Intel’s earnings for the quarter have left financial markets in doldrums after the chip maker reported subpar guidance for the coming three months, despite the fourth quarter earnings beating market expectations.
The semiconductor giant expects revenue for Q1 2026 to be around $12.2 billion, down from the market consensus of $12.53 billion. Additionally, it is forecasting a breakeven adjusted earnings per share, which is below LSEG’s expectations of 5 cents earnings per share.
“We exceeded Q4 expectations across revenue, gross margin, and EPS even as we navigated industry-wide supply shortages,” said David Zinsner, Intel CFO.
He further said, “We expect our available supply to be at its lowest level in Q1 before improving in Q2 and beyond.”
Furthermore, Intel reported fourth quarter earnings per share of 15 cents, beating expectations of 8 cents, while revenue came in at $13.7 billion, slightly above the anticipated $13.4 billion.
Intel’s forecast disappoints markets
The drop in future projections show Intel’s shortcomings and challenges in anticipating worldwide semiconductor markets, which in return have hurt the firm’s EPS margins.
Meanwhile, Intel executives said the business was taken by surprise by rising demand for server central processors, which accompany AI chips.
Intel’s factory capacity, however, is insufficient to meet the demand, resulting in unprofitable data centre sales and a stress on margins due to new PC chips.
Lip-Bu Tan, chief executive officer of Intel said, “In the short term, I’m sad that we are not able to fully match the demand in our markets.”
Parallel to the earnings, one of the last legs of hope for Intel investors was the market support that the industry behemoth had received.
Last year, Intel gained high-profile investments, including $5 billion from Nvidia, $2 billion from SoftBank, and a stake from the US government, boosting investor confidence in the company’s resurrection.
Intel investors await signs of recovery
NASDAQ-listed Intel is among the most high profile stocks, making the earnings report a high priority market event.
Investors were really excited about Intel, with its stock soaring 147% over the past year, mostly on hopes that it could land its first big customer for its chip-making business.
The latest guidance, however, didn’t quite meet expectations, leaving many feeling a bit let down.
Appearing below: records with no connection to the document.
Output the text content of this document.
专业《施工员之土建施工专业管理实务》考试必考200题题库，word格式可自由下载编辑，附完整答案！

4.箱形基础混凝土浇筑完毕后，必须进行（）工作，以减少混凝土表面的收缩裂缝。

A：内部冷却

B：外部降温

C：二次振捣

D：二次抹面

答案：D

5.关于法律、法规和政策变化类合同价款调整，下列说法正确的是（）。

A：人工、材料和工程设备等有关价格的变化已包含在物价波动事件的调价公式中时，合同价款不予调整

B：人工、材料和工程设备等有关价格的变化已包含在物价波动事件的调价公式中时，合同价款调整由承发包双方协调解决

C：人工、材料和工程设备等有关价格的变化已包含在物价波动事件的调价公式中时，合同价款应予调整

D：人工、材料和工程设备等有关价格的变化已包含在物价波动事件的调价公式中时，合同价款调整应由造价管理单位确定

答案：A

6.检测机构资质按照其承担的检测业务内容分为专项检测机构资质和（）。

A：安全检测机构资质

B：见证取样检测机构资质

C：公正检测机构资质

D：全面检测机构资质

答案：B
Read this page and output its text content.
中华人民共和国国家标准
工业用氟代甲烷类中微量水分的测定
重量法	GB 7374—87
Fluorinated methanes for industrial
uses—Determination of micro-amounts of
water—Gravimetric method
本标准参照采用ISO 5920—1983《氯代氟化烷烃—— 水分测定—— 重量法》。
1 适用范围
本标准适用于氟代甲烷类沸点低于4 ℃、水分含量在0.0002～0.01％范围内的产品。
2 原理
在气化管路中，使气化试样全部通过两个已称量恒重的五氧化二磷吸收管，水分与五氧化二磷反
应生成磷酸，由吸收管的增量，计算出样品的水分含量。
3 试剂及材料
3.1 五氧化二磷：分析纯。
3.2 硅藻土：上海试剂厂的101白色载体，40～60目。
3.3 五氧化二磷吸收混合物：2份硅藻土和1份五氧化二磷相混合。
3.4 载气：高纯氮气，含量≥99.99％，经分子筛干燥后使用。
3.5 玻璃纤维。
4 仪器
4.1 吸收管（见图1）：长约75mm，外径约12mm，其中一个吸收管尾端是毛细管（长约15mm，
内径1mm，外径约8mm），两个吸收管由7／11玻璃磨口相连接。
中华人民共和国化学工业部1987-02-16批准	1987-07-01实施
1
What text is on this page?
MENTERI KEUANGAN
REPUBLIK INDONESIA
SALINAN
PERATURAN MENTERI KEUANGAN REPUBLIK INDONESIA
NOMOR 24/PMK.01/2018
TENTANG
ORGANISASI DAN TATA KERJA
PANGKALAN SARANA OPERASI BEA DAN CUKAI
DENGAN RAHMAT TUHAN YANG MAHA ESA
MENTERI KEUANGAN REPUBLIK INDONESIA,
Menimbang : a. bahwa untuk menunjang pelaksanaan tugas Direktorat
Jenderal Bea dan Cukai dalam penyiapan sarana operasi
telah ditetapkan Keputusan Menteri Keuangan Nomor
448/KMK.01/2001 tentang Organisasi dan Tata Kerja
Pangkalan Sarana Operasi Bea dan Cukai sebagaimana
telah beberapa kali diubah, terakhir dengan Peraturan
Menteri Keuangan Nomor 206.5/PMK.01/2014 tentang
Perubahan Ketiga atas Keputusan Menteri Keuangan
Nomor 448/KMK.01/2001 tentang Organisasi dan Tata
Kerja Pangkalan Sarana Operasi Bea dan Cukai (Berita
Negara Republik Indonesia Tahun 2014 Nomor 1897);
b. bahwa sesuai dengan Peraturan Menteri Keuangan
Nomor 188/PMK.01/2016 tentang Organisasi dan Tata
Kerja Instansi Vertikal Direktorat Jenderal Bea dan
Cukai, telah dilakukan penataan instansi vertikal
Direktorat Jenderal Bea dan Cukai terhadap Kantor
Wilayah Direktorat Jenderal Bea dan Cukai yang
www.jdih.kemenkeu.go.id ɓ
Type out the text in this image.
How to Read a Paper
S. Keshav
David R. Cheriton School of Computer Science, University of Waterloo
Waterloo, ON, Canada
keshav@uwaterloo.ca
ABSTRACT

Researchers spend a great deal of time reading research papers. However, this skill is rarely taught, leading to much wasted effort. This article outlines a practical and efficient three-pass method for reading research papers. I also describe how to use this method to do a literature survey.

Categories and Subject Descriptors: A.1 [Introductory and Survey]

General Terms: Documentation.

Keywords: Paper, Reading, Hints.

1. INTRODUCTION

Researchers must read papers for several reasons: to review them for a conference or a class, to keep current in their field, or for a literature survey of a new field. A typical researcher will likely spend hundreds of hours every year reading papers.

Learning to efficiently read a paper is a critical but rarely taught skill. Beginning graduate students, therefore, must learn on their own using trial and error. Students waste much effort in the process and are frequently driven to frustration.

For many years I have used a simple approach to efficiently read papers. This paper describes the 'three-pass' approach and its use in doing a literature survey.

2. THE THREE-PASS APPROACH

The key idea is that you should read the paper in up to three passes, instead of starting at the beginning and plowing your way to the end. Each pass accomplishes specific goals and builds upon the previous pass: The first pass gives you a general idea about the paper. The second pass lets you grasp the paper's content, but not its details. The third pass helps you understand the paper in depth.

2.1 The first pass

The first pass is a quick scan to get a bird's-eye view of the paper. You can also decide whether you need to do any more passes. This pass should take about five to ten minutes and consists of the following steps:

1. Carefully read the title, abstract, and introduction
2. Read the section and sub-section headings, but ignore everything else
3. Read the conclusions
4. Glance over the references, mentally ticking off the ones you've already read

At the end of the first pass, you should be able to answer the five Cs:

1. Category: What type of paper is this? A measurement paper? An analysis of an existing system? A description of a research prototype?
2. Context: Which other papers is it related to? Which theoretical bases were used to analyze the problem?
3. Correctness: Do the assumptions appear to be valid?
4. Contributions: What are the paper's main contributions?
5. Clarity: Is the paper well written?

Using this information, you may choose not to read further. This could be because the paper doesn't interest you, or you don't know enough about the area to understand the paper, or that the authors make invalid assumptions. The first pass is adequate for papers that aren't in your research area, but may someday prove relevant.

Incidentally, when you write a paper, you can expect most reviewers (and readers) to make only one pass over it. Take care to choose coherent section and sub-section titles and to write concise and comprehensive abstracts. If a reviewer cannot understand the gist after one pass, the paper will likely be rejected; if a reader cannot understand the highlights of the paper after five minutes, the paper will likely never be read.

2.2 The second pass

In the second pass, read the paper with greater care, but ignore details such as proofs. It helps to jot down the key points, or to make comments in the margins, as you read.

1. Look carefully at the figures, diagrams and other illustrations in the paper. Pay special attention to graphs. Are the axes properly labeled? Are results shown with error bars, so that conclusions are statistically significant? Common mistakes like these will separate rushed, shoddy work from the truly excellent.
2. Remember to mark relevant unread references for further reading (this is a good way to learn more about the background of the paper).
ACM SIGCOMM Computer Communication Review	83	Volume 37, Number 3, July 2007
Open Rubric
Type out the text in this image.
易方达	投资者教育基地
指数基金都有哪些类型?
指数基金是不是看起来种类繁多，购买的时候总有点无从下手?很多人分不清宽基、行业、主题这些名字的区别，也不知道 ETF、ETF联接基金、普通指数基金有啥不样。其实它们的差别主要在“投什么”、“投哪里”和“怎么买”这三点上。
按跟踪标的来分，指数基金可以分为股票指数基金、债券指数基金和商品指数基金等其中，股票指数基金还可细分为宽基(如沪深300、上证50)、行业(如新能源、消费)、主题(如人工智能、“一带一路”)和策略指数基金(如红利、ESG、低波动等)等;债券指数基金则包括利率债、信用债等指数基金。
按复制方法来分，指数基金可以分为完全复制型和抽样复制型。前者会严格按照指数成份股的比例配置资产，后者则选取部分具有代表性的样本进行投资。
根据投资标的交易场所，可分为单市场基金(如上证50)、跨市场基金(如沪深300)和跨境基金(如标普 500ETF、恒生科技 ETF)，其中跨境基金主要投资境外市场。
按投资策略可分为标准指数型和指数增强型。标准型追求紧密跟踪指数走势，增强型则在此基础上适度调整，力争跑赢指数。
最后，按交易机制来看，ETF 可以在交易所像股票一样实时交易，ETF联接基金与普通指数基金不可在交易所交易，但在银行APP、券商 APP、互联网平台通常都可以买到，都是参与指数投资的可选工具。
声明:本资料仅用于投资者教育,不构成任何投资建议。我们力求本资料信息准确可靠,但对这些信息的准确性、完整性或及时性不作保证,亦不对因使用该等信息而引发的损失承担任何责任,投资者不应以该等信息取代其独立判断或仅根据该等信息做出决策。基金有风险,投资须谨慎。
With the disappointing outlook and stall in manufacturing, Intel shares saw a sharp decline of over 13% during the after market hours on Thursday.
Still, people are watching closely, hoping for signs that Intel can turn things around. Investor focus has now shifted on whether the company can deliver on its promises, win more clients, show real progress and fix the manufacturing delays.
Additionally, the crunched chip market, which saw a stalling valuation growth in late 2025, is expected to pick pace in the later months of 2026, giving the tech giants the much needed momentum they have been missing.
Intel’s 18A chips stay last resort for earnings turnaround
Intel’s CEO, Tan, recently said that their new 18A chip-making technology performed even better than expected in 2025.
The 18A chips are Intel’s next-generation, advanced semiconductor processors designed for high performance, competing with Taiwan’s TSMC 2nm technology.
As of now, Intel hasn’t disclosed exact revenue from 18A chip sales, but the company is ramping up production to meet strong customer demand, suggesting it could become a significant revenue driver in the coming years.
However, according to Reuters, just a small percentage of the chips produced using 18A are suitable for customer use. Intel has stated that its yields, or the number of good chips per silicon wafer, are improving monthly.
The processor manufacturer’s biggest test is to ramp up production and quality of the chips in case it wants to bank on its sales for a revenue recovery. The firm will also have to produce higher nails at a better price in order to beat competition and maintain market dominance since weak yields frequently put pressure on margins.
During the conference call, Tan stated that 18A yields are consistent with Intel’s internal plans but “still below what I want them to be.”
However, on the bright side, Tan says that the firm is “working aggressively” to increase 18A supply to meet “strong customer demand.”